Background: Inflammatory bowel diseases (IBD) are organic chronic inflammation of the gastrointestinal tract characterized by variable disease activity with repeated periods of remission and exacerbation. Irritable bowel syndrome (IBS) is prevalent in up to fifth of population; diarrhea type has the broadest differential diagnosis. To distinguish inflammatory versus functional disorder fecal biomarkers as fecal lactoferrin (FL), being non-invasive acute phase proteins produced by inflamed mucosa, can help to avoid invasive procedures. Objective: The aim of this study was to assess sensitivity and specificity of fecal lactoferrin as a non-invasive biomarker in Egyptian patients with IBD and to detect its role in assessment of disease severity.
Patients and methods: This comparative case control study was held through one year duration. Patients were recruited from Internal Medicine and Hepatology Department at a University Hospital. 50 subjects were classified into 3 groups: Group I included 30 patients with inflammatory bowel disease, Group II included 10 patients with irritable bowel syndrome, Group III included 10 healthy subjects as control group.

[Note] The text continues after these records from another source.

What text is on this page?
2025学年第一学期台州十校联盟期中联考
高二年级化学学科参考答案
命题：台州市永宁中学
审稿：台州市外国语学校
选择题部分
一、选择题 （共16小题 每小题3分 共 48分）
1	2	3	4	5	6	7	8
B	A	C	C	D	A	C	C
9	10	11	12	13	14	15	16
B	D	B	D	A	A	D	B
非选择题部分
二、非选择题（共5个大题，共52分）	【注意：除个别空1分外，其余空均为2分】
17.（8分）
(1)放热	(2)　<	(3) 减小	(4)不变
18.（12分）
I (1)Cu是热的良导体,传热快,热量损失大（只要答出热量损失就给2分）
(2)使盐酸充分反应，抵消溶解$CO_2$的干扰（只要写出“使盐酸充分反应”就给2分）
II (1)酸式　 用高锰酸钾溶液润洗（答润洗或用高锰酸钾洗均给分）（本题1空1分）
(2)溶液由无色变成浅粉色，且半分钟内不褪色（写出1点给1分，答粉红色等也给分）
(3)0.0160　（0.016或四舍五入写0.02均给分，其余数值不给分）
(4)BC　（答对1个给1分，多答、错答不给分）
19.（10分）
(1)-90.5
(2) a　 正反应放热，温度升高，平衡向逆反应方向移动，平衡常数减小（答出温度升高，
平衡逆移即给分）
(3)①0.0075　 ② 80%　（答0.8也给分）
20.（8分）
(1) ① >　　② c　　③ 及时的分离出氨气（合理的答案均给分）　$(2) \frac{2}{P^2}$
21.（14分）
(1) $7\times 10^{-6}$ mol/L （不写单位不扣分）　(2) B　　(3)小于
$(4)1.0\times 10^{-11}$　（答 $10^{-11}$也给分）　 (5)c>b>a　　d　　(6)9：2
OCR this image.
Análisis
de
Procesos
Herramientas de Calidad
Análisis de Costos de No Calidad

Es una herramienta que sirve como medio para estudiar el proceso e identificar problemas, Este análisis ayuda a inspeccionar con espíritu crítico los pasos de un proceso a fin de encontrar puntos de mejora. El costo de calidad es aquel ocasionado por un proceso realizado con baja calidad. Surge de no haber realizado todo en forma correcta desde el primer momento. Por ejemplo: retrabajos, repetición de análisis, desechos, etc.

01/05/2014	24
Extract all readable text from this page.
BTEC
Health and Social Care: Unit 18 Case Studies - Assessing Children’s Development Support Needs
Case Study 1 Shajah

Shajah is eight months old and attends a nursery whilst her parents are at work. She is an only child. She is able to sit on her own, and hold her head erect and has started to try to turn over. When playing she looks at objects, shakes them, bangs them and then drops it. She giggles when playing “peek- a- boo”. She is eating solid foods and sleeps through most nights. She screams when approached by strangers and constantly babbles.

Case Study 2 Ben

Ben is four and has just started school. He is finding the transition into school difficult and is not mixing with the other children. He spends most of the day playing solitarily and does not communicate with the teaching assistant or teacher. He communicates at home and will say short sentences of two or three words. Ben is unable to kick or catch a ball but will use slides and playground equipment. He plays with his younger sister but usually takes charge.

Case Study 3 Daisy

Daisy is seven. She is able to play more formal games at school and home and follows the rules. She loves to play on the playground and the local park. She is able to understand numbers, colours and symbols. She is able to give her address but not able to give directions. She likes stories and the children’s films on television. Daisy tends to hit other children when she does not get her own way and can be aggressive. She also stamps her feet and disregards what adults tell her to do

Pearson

Results: fecal lactoferrin assay (FLA) levels were highest in patients with IBD in comparison with IBS patients and healthy group. Moreover FLA levels also correlated significantly with disease severity in patients with IBD as higher levels of FLA were found in patients with severe ulcerative colitis (UC) or Crohn`s disease.
Conclusion: Fecal lactoferrin can be used to differentiate IBD from IBS with 96.7% sensitivity and 100% specificity at cutoff value of 37 ug/ml while at cutoff value 7.2 ug/ml FLA has 100% sensitivity and specificity in differentiating IBD patients from healthy subjects in Egyptian population. Yet it can't differentiate ulcerative colitis versus Crohn's disease.